August 22, 2004

Transparency

There's one simple thing that keeps getting lost in all the fuss about electronic voting, in all the concerns about tampering, or tracing, etc. -- it's that transparency is the most important thing. That is, can the average voter look at the voting process and associated machines, rules, etc., and actually understand and verify every step? Can that average voter watch or monitor an actual election and confirm for themselves that -- on the election day, not just during a dry run or system test -- the system is fair and reasonably error-free, at least as far as he or she can see? Or does that average voter have to rely on certification by experts for the system -- is any step effectively a black box because of the level of detailed technical knowledge needed to understand and authenticate it?

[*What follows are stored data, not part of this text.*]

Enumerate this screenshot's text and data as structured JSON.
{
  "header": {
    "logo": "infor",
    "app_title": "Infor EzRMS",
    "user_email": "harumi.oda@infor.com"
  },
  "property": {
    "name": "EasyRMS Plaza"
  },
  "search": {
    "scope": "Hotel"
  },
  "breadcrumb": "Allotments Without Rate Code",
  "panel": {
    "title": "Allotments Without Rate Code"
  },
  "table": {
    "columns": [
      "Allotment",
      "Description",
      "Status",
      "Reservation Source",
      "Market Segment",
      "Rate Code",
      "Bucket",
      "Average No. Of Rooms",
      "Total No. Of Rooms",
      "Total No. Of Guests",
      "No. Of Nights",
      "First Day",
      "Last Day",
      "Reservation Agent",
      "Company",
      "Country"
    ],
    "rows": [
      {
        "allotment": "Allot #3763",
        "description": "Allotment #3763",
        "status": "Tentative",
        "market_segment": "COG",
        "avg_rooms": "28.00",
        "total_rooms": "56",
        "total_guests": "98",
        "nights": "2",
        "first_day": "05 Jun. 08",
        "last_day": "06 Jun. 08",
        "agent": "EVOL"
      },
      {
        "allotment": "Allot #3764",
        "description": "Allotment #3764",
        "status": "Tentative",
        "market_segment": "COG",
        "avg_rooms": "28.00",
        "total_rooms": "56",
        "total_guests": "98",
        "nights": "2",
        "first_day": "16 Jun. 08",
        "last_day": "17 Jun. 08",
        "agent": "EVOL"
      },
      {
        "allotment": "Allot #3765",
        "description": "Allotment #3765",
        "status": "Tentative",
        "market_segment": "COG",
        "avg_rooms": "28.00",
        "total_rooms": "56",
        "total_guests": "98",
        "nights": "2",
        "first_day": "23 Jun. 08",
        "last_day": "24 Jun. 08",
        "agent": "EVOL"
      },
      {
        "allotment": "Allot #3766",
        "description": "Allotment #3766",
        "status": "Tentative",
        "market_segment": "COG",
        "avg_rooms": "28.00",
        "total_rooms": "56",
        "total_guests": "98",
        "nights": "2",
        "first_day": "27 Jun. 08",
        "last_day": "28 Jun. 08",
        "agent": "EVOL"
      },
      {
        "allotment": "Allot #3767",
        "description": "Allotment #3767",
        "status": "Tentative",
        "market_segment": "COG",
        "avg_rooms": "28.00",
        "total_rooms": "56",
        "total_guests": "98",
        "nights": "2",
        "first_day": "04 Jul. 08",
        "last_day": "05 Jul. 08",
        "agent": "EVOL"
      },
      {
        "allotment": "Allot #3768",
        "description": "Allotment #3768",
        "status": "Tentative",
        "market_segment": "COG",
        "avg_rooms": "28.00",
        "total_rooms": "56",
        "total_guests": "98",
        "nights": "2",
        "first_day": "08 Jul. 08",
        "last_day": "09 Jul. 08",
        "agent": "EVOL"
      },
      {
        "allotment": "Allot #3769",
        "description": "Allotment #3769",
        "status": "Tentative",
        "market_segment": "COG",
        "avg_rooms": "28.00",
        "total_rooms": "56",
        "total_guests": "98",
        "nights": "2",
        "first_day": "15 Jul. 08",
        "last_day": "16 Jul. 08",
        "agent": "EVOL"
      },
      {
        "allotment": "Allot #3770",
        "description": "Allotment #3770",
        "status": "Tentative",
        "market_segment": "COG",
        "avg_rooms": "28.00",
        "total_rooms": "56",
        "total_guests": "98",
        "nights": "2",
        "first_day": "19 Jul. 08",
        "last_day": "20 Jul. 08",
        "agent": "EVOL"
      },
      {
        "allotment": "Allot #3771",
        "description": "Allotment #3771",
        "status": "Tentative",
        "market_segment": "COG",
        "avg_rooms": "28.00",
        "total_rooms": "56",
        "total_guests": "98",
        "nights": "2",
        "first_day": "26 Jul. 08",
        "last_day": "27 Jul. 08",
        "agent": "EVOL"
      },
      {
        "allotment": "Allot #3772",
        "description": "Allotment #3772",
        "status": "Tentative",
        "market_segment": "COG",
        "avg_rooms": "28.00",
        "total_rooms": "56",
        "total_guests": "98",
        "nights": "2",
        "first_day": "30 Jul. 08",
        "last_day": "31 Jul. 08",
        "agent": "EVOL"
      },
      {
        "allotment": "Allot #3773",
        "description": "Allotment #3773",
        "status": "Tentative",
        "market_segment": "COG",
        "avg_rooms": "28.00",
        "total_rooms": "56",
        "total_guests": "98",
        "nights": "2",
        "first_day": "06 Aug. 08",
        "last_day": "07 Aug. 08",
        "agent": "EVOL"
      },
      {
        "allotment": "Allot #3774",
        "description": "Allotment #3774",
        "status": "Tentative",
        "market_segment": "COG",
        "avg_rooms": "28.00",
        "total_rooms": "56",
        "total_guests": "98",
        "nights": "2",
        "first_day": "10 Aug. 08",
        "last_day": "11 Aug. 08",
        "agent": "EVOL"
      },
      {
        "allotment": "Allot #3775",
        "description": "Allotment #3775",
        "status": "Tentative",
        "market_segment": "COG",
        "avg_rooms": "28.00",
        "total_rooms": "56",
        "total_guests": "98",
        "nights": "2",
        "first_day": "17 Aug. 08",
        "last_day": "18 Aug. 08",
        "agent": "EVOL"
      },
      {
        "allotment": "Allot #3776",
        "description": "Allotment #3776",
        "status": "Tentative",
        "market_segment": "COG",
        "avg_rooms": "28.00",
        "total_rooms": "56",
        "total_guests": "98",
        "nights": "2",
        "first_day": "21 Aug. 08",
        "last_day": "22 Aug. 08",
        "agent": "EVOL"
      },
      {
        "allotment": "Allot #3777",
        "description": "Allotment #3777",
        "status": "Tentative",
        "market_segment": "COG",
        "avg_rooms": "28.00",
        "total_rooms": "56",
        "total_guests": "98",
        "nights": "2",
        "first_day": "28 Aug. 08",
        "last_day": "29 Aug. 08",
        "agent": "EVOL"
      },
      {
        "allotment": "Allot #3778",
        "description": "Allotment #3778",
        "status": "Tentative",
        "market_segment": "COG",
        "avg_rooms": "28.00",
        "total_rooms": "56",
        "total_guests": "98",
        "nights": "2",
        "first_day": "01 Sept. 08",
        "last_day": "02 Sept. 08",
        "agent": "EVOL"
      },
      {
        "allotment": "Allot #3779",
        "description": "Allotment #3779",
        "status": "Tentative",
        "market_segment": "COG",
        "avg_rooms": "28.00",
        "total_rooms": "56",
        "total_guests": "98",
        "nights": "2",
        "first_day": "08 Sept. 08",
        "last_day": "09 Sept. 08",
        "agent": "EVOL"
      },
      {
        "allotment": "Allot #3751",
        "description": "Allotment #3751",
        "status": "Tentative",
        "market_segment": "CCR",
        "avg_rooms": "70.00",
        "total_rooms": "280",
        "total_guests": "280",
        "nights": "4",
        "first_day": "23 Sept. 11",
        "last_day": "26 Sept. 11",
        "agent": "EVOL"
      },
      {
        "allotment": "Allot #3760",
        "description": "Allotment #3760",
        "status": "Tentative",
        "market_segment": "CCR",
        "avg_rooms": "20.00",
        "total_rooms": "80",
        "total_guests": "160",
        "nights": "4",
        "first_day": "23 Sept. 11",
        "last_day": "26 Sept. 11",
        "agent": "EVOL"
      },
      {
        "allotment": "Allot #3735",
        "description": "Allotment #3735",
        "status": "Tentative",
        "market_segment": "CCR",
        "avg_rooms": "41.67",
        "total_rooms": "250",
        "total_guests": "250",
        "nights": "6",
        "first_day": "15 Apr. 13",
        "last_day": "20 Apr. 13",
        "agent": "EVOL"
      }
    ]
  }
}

Everything else is secondary. If the system -- or any component of it -- does not pass that test, it should not be used for important elections in any democracy.

With most -- probably all -- electronic voting systems now in use, this transparency is not even possible in principle. The older hand-tallying or card systems are cumbersome, slow, inefficient, wildly-irritating, expensive, etc., but they're much more transparent. You can see the votes being tallied (it's dead boring, believe me...), you can see the physical ballots being moved from location to the tally room, you can demand a recount with the phycial ballots, and you can have some sort of faith that you understand how the results came to be. You even have a fighting chance of catching a ballot-stuffer red-handed.

It's one thing to tally physical votes electronically -- they can always be recounted by hand -- it's another to do away with that physical record completely, and bury the process in something akin to witchcraft as far as most voters are probably concerned.